Boil the sago in lots of water.
When it is ¾ th done add the vermicelli with enough salt.
When they are cooked, drain them in a colander.
Soak the dal in enough water for half an hour.
Then drain the water and grind it with the red chillies, asafetida and salt to a coarse paste.
Heat a pan and pour a tbsp of oil.
Add the coarse paste and fry them on slow fire until it turns like bread crumbs [usili].
Wash the rice flakes, drain the water thoroughly and keep it away.
In a pan pour a tbsp of ghee and fry the cashew nuts first and then add the coconut and fry for a few minutes until it turns golden brown.
Heat a big pan and pour the remaining oil and the ghee.
Add the mustard seeds and when they splutter add the cumin seeds and the black gram.
Fry them for a few seconds.
Add the onion slices and fry them to golden brown.
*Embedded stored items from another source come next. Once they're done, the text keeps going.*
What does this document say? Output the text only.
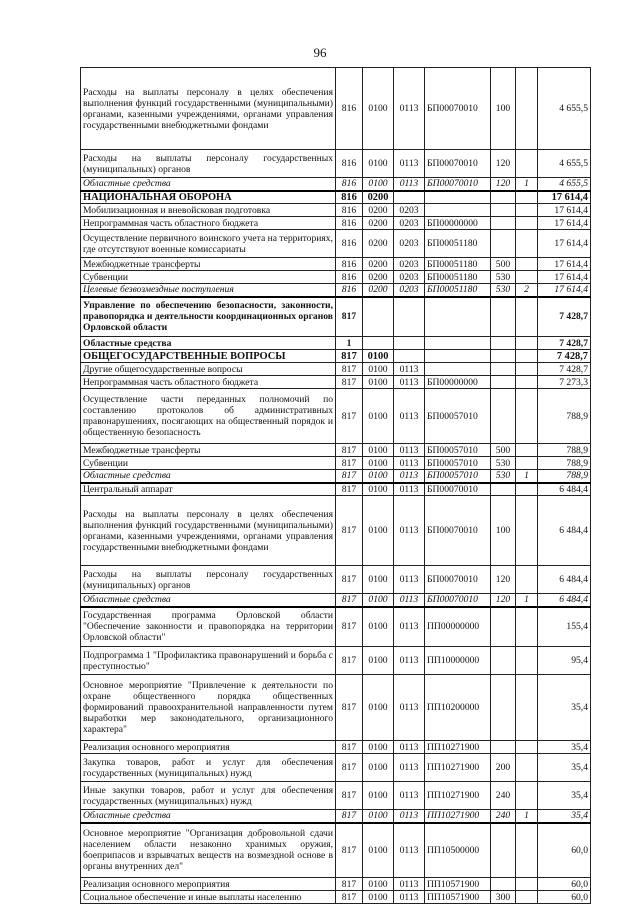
96
Расходы на выплаты персоналу в целях обеспечения выполнения функций государственными (муниципальными) органами, казенными учреждениями, органами управления государственными внебюджетными фондами	816	0100	0113	БП00070010	100		4 655,5
Расходы на выплаты персоналу государственных (муниципальных) органов	816	0100	0113	БП00070010	120		4 655,5
Областные средства	816	0100	0113	БП00070010	120	1	4 655,5
НАЦИОНАЛЬНАЯ ОБОРОНА	816	0200					17 614,4
Мобилизационная и вневойсковая подготовка	816	0200	0203				17 614,4
Непрограммная часть областного бюджета	816	0200	0203	БП00000000			17 614,4
Осуществление первичного воинского учета на территориях, где отсутствуют военные комиссариаты	816	0200	0203	БП00051180			17 614,4
Межбюджетные трансферты	816	0200	0203	БП00051180	500		17 614,4
Субвенции	816	0200	0203	БП00051180	530		17 614,4
Целевые безвозмездные поступления	816	0200	0203	БП00051180	530	2	17 614,4
Управление по обеспечению безопасности, законности, правопорядка и деятельности координационных органов Орловской области	817						7 428,7
Областные средства	1						7 428,7
ОБЩЕГОСУДАРСТВЕННЫЕ ВОПРОСЫ	817	0100					7 428,7
Другие общегосударственные вопросы	817	0100	0113				7 428,7
Непрограммная часть областного бюджета	817	0100	0113	БП00000000			7 273,3
Осуществление части переданных полномочий по составлению протоколов об административных правонарушениях, посягающих на общественный порядок и общественную безопасность	817	0100	0113	БП00057010			788,9
Межбюджетные трансферты	817	0100	0113	БП00057010	500		788,9
Субвенции	817	0100	0113	БП00057010	530		788,9
Областные средства	817	0100	0113	БП00057010	530	1	788,9
Центральный аппарат	817	0100	0113	БП00070010			6 484,4
Расходы на выплаты персоналу в целях обеспечения выполнения функций государственными (муниципальными) органами, казенными учреждениями, органами управления государственными внебюджетными фондами	817	0100	0113	БП00070010	100		6 484,4
Расходы на выплаты персоналу государственных (муниципальных) органов	817	0100	0113	БП00070010	120		6 484,4
Областные средства	817	0100	0113	БП00070010	120	1	6 484,4
Государственная программа Орловской области "Обеспечение законности и правопорядка на территории Орловской области"	817	0100	0113	ПП00000000			155,4
Подпрограмма 1 "Профилактика правонарушений и борьба с преступностью"	817	0100	0113	ПП10000000			95,4
Основное мероприятие "Привлечение к деятельности по охране общественного порядка общественных формирований правоохранительной направленности путем выработки мер законодательного, организационного характера"	817	0100	0113	ПП10200000			35,4
Реализация основного мероприятия	817	0100	0113	ПП10271900			35,4
Закупка товаров, работ и услуг для обеспечения государственных (муниципальных) нужд	817	0100	0113	ПП10271900	200		35,4
Иные закупки товаров, работ и услуг для обеспечения государственных (муниципальных) нужд	817	0100	0113	ПП10271900	240		35,4
Областные средства	817	0100	0113	ПП10271900	240	1	35,4
Основное мероприятие "Организация добровольной сдачи населением области незаконно хранимых оружия, боеприпасов и взрывчатых веществ на возмездной основе в органы внутренних дел"	817	0100	0113	ПП10500000			60,0
Реализация основного мероприятия	817	0100	0113	ПП10571900			60,0
Социальное обеспечение и иные выплаты населению	817	0100	0113	ПП10571900	300		60,0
Add the tomato with the turmeric powder and fry them until they are mashed and the oil floats on top.
Add the rice flakes with a little salt and mix well.
Then add the cooked rice and mix well.
Cook for a few minutes.
Then add the dal mixture and cook again for a few minutes mixing well.
Add the ground mixture and mix well.
Lastly add the sago and the vermicelli.
Cook for a few minutes mixing them thoroughly.
Add the coconut and the cashew nuts.
Mix well.
The delicious mixed pulao is ready now!!